PW: Your most recent novel, The Living Blood, continues the story of Jessica and her immortal husband, David. Did you plan from the start to write a follow-up to My Soul to Keep?
TD: Not when I started writing My Soul to Keep. I was just hoping I could finish it because it was an ambitious project for me: writing about someone who was 500 years old and who had this breadth and span of knowledge that comes with immortality. Later I realized there was more of the story to tell, and I didn't want it to stop.
PW: Why is the scale of The Living Blood so much larger than that of My Soul to Keep?
TD: My Soul to Keep is a very specific story about a single relationship and how immortality factors into it. With The Living Blood I saw an opportunity to do something on a more epic scale, in terms of its theme of good versus evil and in terms of the impact of the immortality-giving blood. And of course I wanted to write about Fana, the powerful child. I'm fascinated by children and how the things that happen to us in childhood linger throughout our entire lives.
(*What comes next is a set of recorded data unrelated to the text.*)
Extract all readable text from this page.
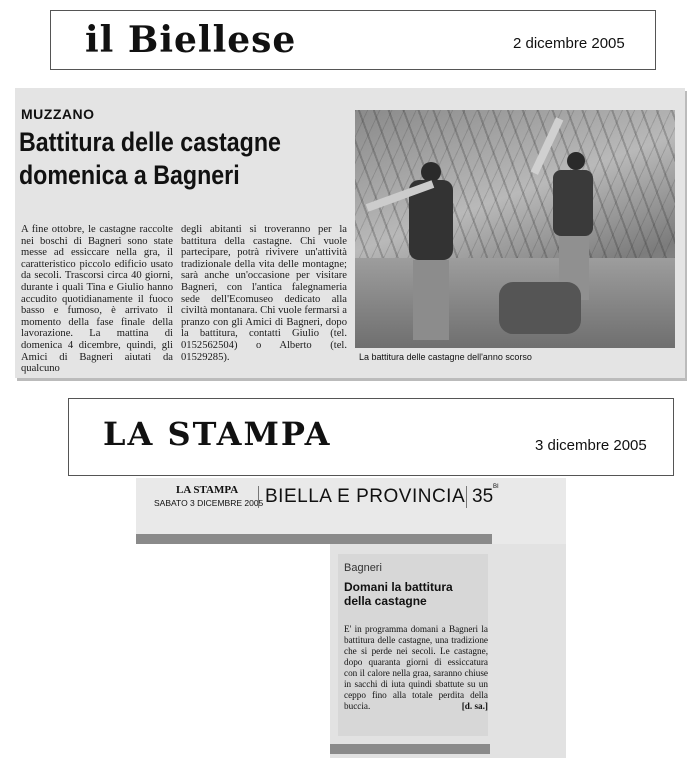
il Biellese	2 dicembre 2005
MUZZANO
Battitura delle castagne
domenica a Bagneri

A fine ottobre, le castagne raccolte nei boschi di Bagneri sono state messe ad essiccare nella gra, il caratteristico piccolo edificio usato da secoli. Trascorsi circa 40 giorni, durante i quali Tina e Giulio hanno accudito quotidianamente il fuoco basso e fumoso, è arrivato il momento della fase finale della lavorazione. La mattina di domenica 4 dicembre, quindi, gli Amici di Bagneri aiutati da qualcuno

degli abitanti si troveranno per la battitura della castagne. Chi vuole partecipare, potrà rivivere un'attività tradizionale della vita delle montagne; sarà anche un'occasione per visitare Bagneri, con l'antica falegnameria sede dell'Ecomuseo dedicato alla civiltà montanara. Chi vuole fermarsi a pranzo con gli Amici di Bagneri, dopo la battitura, contatti Giulio (tel. 0152562504) o Alberto (tel. 01529285).	La battitura delle castagne dell'anno scorso
LA STAMPA	3 dicembre 2005
LA STAMPA
SABATO 3 DICEMBRE 2005 BIELLA E PROVINCIA 35 BI
Bagneri
Domani la battitura
della castagne
E' in programma domani a Bagneri la battitura delle castagne, una tradizione che si perde nei secoli. Le castagne, dopo quaranta giorni di essiccatura con il calore nella graa, saranno chiuse in sacchi di iuta quindi sbattute su un ceppo fino alla totale perdita della buccia.	[d. sa.]
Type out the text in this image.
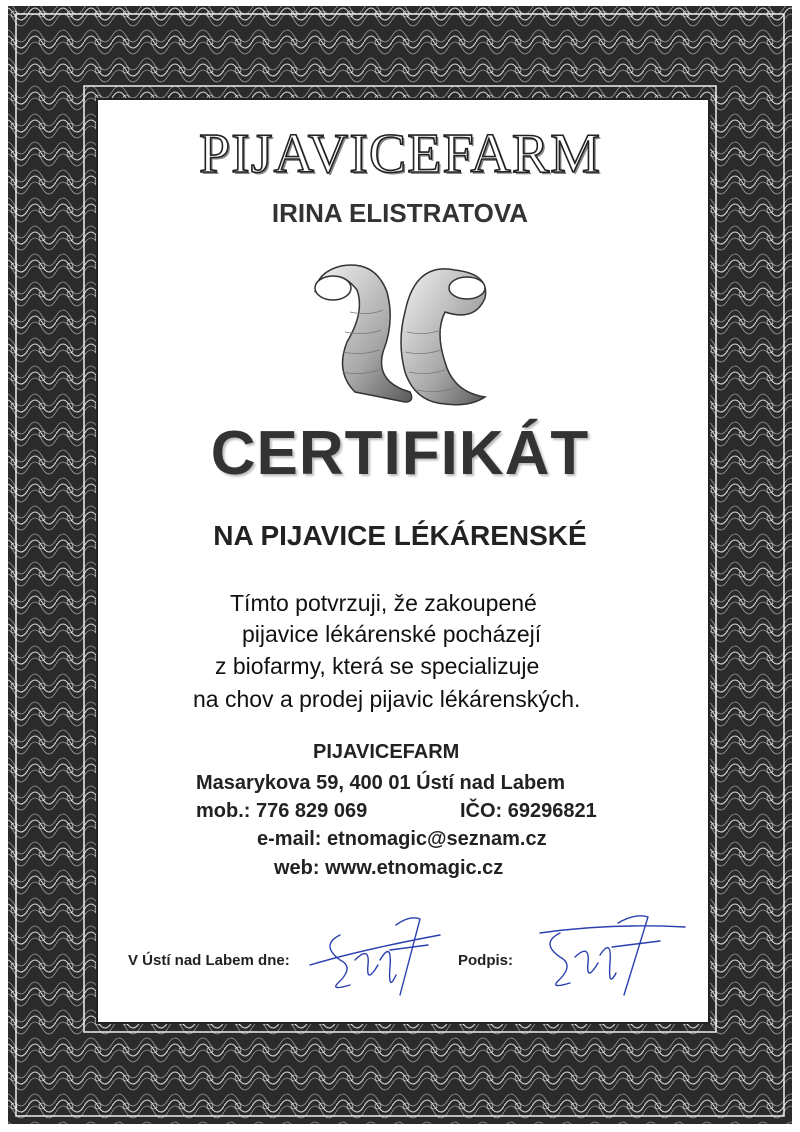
PIJAVICEFARM
IRINA ELISTRATOVA
CERTIFIKÁT
NA PIJAVICE LÉKÁRENSKÉ
Tímto potvrzuji, že zakoupené
pijavice lékárenské pocházejí
z biofarmy, která se specializuje
na chov a prodej pijavic lékárenských.
PIJAVICEFARM
Masarykova 59, 400 01 Ústí nad Labem
mob.: 776 829 069	IČO: 69296821
e-mail: etnomagic@seznam.cz
web: www.etnomagic.cz
V Ústí nad Labem dne:	Podpis:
I wanted to examine how difficult it would be, but how imperative it is, to raise a powerful child the best possible way you can.
PW: How do the novel's apocalyptic events serve these interests?
TD: I wanted the story to have an apocalyptic feel if only to demonstrate the degree of power we're talking about with this child. I think that all kids have that kind of power, though on a much smaller level. The potential for either good to society or ill to society is huge with every single person, and I wanted to find a way to convey that.
PW: Both novels use themes from horror and supernatural fiction. Did you hope to do something through these books that you felt hadn't been done in those genres before?
TD: Unconsciously, certainly. But I came to the supernatural field from the outside. With these books I was trying to find my voice as a writer, and as a black writer. If anything, I was looking at African-American fiction and wondering what I could do here that was different, because as a young black writer coming up it was very clear to me that I couldn't draw on the same background that titans like Toni Morrison, Gloria Naylor and Alice Walker did. By looking at the world through a supernatural prism I can step back from my own real-life fears of loss and death, and make them feel a little bit safer when I write stories with characters who are facing things that I'll never have to face.
PW: Between My Soul to Keep and The Living Blood, you wrote the historical novel The Black Rose. How did that experience influence your approach to The Living Blood?
TD: If The Black Rose gave me anything it was perhaps a boost of confidence while I was working on The Living Blood, which was such a big novel I sometimes felt lost in the woods.
PW: Is there any chance you'll write a sequel to The Living Blood?
TD: I really never set out to write a trilogy or create a franchise. I do have a vague sense, as I did after writing My Soul to Keep, that there's more here—for later, though. My next book, which I'm writing with my mother, Patricia Stephens Due, is called Freedom in the Family. It's a mother-daughter civil rights memoir that I've wanted to write for years, and it will include her point of view growing up as a young activist in college, and my point of view as a child growing up in a home where we thought it was normal to go out picketing and attending NAACP conventions. After that, I have an idea for a garden-variety possession/haunted house story. After those two projects it may be time to revisit the immortals. But it will have to be the right story.